Biomarkers of response to available therapy are not robust enough to select strategies upfront for mUC patients. The current standard of care remains platinum-based CT followed by ICB maintenance, a non-curative strategy. In addition, not all patients achieve clinical benefit and specific molecular characterization is not currently useful to either predict resistance or prevent unnecessary toxicity. Strikingly, some patients could still benefit from available treatments but the efforts to understand these drugs are tremendously limited. In Europe, vinflunine is still the standard of care after platinum and ICB, and may provide long term benefit to a minority of patients. Herein, we decipher genomic characterization, including mutational and transcriptomic signatures to discriminate the patients that may benefit from vinflunine.

The diversity and complexity of somatic mutational processes underlying carcinogenesis in UC has been largely described. Mutational status and molecular signatures have revealed insight into cisplatin response in UC [20,21]. Most UC mutations are clonal but the TMB, largely associated with response to immunotherapy, is neither a reliable biomarker to select treatment nor a response to vinflunine.

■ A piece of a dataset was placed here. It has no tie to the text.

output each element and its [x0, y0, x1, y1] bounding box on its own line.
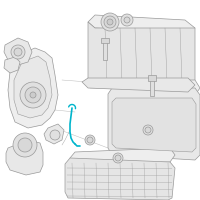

Currently, the role of tumour immune infiltrate remains unclear in UC. Tumour infiltrating lymphocytes (TILs) have been associated with different outcomes in mUC. Specifically, in muscle-invasive UC, CD8+ TILs have been associated with better survival in localized tumours [22] as well as in metastatic tumours treated with platinum-based CT [23]. IFI27 has been shown to be upregulated by IFNγ [24]. ISG15 potentiates IFNγ immunity and lymphocyte production [25]. IFIT genes are induced by IFNα treatment and to lesser extent by exposure to IFNγ. Nevertheless, IFITM proteins are generally induced to greater levels than IFIT proteins by IFNγ [26]. These upregulated genes could be promoting an enhanced inflammatory response in NR patients, making them sustainable to ICB therapy. Collectively, expression of the signature scores, including chemokines and cytokines, was different among R and NR, which supports our hypothesis that immune infiltration may also define treatment choice.

Our mRNA expression analysis identified two genes that showed significantly higher expression in the NR group, indicating their potential use as predictive biomarkers: MAGEA12 and MAGEA4. In addition, the high expression of MAGEA4 associated with low response indicated that this high expression could represent an indication to select vinflunine as a therapeutic option. Nevertheless, it was shown that enhanced expression of CT Antigens makes cells more susceptible to CT antigen-specific cytotoxic T cells mediated killing [27], making these patients potential candidates for ICB therapy. The high expression of MAGEA associated with progression could be relevant for treatment selection, since increased expression of a subcluster of MAGE-A cancer-germline antigens has been shown to predict resistance specific to CTLA-4, but not PD-1, blockade, and its association with autophagy suppression implicates the role of autophagy in regulating primary resistance to anti-CTLA-4 therapy. Presently, there is an ongoing clinical trial testing the effectiveness of anti-MAGE-A3/12 in TCR-gene engineered lymphocytes in metastatic cancer patients (NCT01273181).

The study has several limitations. Despite the careful selection of patients, the sample size is small. Even though patients with similar clinical and molecular characteristics are compared, there is substantial unexplained variation in patient outcomes, which makes it extremely difficult to drive robust conclusions. For example, recent data have shown that there may be differences observed during tumorigenesis and clinical outcomes based on sex-specific gene regulatory networks [28]. The main limitation of the study is that the observations are hypothesis-generating, and thus are not ready to be used for clinical decision making. While additional studies are required, we advocate continuing studying drugs and predictors of response for agents, which have already shown efficacy in a subgroup of patients. Novel tools, novel designs and faster personalized strategies are needed to avoid the standard low process to approve drugs. This attempt may offer new opportunities for patients using available and/or off-patent drugs.